Three Indian tribes, the Nez Perce, Salish and Iroquois, were convinced they would benefit from the power of the Black Robes. Four separate delegations traveled from Indian Country to St. Louis in search of the men “who wore the cross of the Man-God and did not marry women.” On the fourth visit, they recruited Flemish Father Pierre-Jean De Smet to bring the Catholic message west to the tribes of the Northern Rockies.

The exhibit traces the interaction of the black robes and the native tribes in nine dramatic scenes, accompanied by music and video. The surprising similarities of the religious beliefs are recounted — the power of chant, prayer, ritual and guardian spirits (also known as saints) are valued in both traditions. The visitor follows the tribes’ dwindling independence, as United States officials entered the picture with their forked tongues and deceitful ways.

I cannot heap enough praise on the quality of the exhibit and the information it delivers. The heart-thumping pictures of Indian girls and boys forced to wear the white man’s clothes and live in dormitories away from their families carry a strong emotional jolt.

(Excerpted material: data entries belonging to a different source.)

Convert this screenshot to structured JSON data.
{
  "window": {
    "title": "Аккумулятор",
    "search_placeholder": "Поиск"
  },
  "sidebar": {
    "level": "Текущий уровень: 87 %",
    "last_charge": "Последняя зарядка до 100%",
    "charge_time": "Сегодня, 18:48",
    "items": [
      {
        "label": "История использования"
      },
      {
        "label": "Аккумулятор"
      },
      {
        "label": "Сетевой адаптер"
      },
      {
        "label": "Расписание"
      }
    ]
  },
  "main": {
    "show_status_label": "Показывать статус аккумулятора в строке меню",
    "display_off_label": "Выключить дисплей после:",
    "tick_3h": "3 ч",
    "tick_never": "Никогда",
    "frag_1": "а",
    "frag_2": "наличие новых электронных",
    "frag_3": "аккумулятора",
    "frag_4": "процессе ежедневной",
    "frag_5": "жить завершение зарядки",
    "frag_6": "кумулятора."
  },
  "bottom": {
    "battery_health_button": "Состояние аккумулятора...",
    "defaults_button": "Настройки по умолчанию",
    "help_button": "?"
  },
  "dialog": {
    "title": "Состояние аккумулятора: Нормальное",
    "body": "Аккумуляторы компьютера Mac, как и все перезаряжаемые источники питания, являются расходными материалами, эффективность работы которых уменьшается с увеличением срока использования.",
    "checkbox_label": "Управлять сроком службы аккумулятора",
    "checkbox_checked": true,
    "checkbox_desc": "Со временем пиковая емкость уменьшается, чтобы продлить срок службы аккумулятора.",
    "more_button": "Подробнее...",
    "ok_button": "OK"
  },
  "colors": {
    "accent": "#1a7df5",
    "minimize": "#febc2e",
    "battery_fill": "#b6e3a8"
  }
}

As did the theft of the Bitterroot Valley land from the Salish by our government and the forced removal of tribal members to the Flathead reservation.

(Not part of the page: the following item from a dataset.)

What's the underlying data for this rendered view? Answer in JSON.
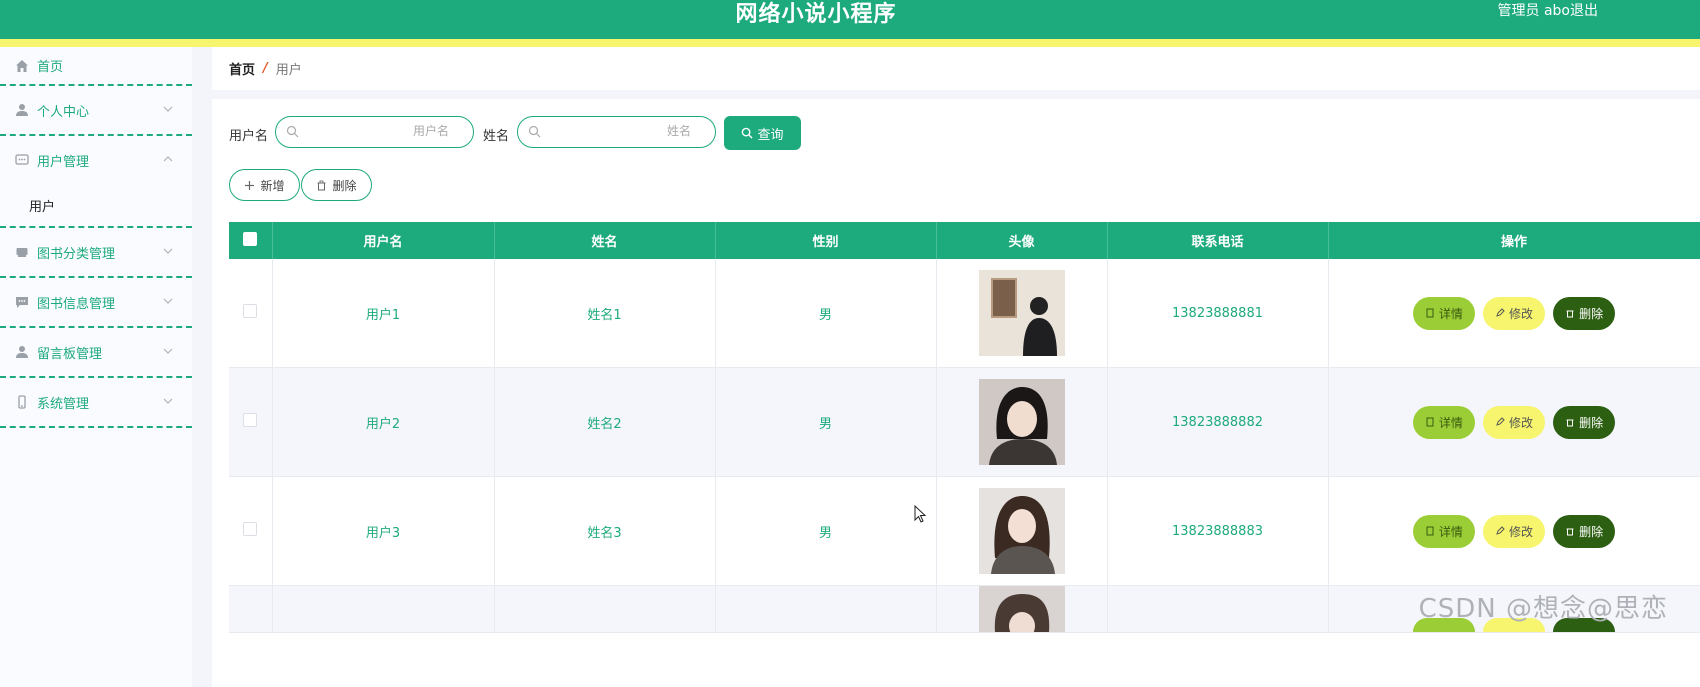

The concluding exhibit of portraits of recent tribal leaders with their proud messages portrays a happier, more positive present-day situation. It’s a wonder and a gift to have an exhibit of this caliber in our midst.

Sacred Encounters was the significant lifework of Washington State University professor, Dr. Jacqueline Peterson, who directed and curated the exhibit as well as authored the book of the same name, with assistance from Smithsonian Institution staff and advisers.

And, if you haven’t been there before, don’t miss stepping inside the Old Mission. The church has been in continuous use since 1853 and is celebrated as the oldest building in Idaho.

The restored blue Parish Hall stands tall beside the Old Mission, framed against the sky like an Andrew Wyeth painting framed by North Idaho’s scenery.